CHARLES MacCarthy remembers his late friend John Wright not with broad brush strokes, but in those subtle touches of colour that capture character.

Such touches marked the friendship between the two artists - and a tribute to one of Leominster's top talents at the town's festival.

Charles, from Kingsland, is quick to say that there are those who knew John better than he. Sometimes it seemed as if John enjoyed - even encouraged - an elusive, anecdotal existence.

But eventually every "biographer" needs a portrait of their subject before they can begin to delininate a life. A posthumous, and rare, exhibition of his work at Leominster Library reveals just what John saw in himself.

Only in the studio would the John who played the Joker over endless card games at The Grapes, or could trump all-comers swapping stories at The Black Horse, show his hand. The hand he had learned to steady again by painstakingly following a labyrinth of little dotted lines when a stroke cost him control of an arm.

Stark self-portraits - in oils and sketches - communicate something of what he was suffering over the years before his death in January.

Physical weariness, inner strength, watchful, hooded eyes - John always needed to know exactly what was going on in his studio.

Though he painted prolifically, his perfectionism meant few of works were ever shown publically.
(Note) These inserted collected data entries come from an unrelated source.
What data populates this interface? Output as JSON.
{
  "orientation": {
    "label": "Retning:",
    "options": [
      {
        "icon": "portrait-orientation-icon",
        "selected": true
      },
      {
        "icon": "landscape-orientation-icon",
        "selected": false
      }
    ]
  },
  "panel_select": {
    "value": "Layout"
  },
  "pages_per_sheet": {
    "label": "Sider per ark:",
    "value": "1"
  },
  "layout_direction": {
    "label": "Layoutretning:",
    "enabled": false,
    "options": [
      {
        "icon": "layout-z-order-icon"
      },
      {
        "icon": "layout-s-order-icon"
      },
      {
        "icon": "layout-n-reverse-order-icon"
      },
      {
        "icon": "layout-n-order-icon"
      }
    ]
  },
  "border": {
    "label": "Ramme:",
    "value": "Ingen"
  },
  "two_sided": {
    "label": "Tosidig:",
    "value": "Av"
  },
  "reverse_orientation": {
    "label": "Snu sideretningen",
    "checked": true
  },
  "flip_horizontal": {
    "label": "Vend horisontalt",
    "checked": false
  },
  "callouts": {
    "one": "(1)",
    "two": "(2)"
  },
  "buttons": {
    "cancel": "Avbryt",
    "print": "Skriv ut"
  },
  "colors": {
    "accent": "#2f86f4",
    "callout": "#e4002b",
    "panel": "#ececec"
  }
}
"If he thought it wasn't right, he didn't want it," said Sue James, who shared John's life for 14 years. They got talking at his 60th birthday party - celebrated at his then flat in Bridge Street - and kept talking until the early hours.

"He was always such an interesting, enigmatic man. He had something to say on most things, but there was a wild streak to him," she said.

Charles was struck by just how many people around Leominster knew John but had no inkling of his talent. They met when John came to see a small exhibition of Charles's work at the town's community centre and bonded over shared student days - generations apart - at London's Camberwell College of Arts and Crafts.

While the two could talk intently about art, Charles never really got close to what had shaped John's life. This was what the work hinted at and "he gave himself a hard time", said Charles.

John came to Leominster in 1986 having thrown in 15 years as an art teacher to set up a jewellery and enamalling business. He had just begun to exhibit again - the 2004 h.art event at Hereford Art Gallery was his first full showing since 1977 - when he suffered his stroke.

A bad bout of lung cancer hit his health hard four years earlier. John struggled on until pneumonia set in at the start of the year. He died at Leominster Community Hospital aged 74 and is buried at the Humber Woodland of Remembrance.

Together, Charles and Sue selected a set of John's works - from sketch studies of the human form to the haunting self-portraits, out of the 80 either hanging or stored at his flat- cum-studio in Coningsby Road.

The display, in Leominster library for another fortnight, is intended as a tribute.

And if it encourages wider interest...

"Well, we think he'd be pretty chuffed about it," said Charles.

l Leominster Festival Art Exhibition features the work of nine local artists and continues until June 24, open during normal library hours (closed Sundays and Mondays).